Changing Lanes Project

Gordon Brown is the project leader for Changing Lanes Project. The project is unique, certainly in Scotland, as it is nurse-led and a diagnosis of ADHD can be made by Gordon without recourse to a psychiatrist. He is responsible for the assessment, diagnosis and treatment of children and young people with ADHD in the Falkirk area.

He qualified as a Registered Mental Nurse (RMN) in 1992 and has worked in CAMHS ever since. He worked for 5 years in an adolescent unit in Glasgow, progressing through the nursing grades from D to F before moving out to the community where he worked as a G Grade Nurse Therapist for 3 years in Yorkhill Hospital, Glasgow. He moved to Falkirk in 1999 to take up the post of Clinical Nurse Specialist ( H Grade). In July 2003, he was appointment Child & Adolescent Mental Health Practitioner for Changing Lanes Project. The grading for this post is similar to that of a clinical psychologist.

Further to his RMN qualification, he has completed Professional Studies II in CAMHS (ENB equivalent). He graduated in 2003 from Napier University with BSc Hons Nursing (Child & Adolescent Mental Health) with Specialist Practitioner Qualification.
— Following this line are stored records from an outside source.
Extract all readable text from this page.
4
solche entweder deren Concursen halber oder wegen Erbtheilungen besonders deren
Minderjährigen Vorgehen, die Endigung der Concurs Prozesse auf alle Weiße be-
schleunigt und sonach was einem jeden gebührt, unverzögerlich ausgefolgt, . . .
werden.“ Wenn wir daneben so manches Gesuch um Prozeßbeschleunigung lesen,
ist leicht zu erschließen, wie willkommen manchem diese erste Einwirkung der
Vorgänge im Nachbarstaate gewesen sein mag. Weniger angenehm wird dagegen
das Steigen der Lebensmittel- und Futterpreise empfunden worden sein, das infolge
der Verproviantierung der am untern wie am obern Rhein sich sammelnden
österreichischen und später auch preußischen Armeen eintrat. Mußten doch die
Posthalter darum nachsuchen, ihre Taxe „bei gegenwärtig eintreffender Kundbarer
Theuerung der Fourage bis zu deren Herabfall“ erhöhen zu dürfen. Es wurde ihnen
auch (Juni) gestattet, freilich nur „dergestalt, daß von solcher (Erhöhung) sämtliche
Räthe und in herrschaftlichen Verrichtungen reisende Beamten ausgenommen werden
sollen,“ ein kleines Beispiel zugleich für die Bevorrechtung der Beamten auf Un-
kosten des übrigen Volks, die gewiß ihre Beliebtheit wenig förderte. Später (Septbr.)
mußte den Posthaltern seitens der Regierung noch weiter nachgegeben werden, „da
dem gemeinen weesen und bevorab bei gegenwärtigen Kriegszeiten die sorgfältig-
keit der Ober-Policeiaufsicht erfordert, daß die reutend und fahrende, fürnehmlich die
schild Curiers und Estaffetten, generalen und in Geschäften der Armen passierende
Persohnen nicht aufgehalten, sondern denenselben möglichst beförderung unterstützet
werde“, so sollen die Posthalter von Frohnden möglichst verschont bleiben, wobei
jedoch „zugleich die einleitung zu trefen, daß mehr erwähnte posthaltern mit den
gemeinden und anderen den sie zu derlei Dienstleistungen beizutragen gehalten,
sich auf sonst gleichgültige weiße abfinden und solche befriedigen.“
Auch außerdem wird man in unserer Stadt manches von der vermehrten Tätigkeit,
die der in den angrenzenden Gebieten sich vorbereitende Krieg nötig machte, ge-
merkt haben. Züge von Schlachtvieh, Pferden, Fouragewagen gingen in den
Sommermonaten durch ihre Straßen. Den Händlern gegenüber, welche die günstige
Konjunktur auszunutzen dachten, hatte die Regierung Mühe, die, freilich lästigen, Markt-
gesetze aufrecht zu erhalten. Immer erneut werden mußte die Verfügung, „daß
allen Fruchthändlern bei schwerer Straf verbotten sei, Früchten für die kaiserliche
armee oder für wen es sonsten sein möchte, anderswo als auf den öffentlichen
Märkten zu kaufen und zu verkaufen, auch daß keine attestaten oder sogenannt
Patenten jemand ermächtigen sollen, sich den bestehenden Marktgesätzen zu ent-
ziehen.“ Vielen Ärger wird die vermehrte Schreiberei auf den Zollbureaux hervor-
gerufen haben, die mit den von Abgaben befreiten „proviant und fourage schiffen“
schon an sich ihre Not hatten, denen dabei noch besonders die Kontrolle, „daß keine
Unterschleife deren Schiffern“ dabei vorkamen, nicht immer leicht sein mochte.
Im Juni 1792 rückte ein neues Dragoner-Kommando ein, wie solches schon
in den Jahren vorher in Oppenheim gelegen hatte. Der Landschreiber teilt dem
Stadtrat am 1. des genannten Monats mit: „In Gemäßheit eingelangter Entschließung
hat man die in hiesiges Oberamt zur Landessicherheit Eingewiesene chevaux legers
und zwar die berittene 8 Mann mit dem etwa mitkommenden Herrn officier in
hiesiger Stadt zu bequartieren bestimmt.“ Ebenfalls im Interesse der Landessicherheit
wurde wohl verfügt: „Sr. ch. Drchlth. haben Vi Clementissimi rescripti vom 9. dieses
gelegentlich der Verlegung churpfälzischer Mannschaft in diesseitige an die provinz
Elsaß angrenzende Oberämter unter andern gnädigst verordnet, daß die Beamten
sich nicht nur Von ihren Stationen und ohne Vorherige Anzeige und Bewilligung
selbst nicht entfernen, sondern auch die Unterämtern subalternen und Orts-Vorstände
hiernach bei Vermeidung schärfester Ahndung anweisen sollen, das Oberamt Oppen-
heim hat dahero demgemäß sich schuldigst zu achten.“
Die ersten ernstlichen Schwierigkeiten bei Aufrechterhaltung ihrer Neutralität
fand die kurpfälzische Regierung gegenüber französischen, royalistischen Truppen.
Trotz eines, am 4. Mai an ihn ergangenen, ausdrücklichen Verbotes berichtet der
He is trained in 0-12 Group Triple P and Teen Group Triple P and has recently completed the supplementary nurse-prescribing course.

He previously developed an ADHD clinic called the Active Behaviour Clinic (ABC) which ran parallel to nursing guidelines that he developed for ADHD. In 2003, he audited these developments against Scotland's national guidelines for ADHD, SIGN 52. Overall, 76% of these guidelines were being met. The main shortcomings were with school based interventions for children with ADHD - This was a Grade A recommendation by SIGN (the highest grade). The aim of Changing Lanes Project is to compliment existing services for ADHD and bridge the gaps in service provision highlighted through the audit.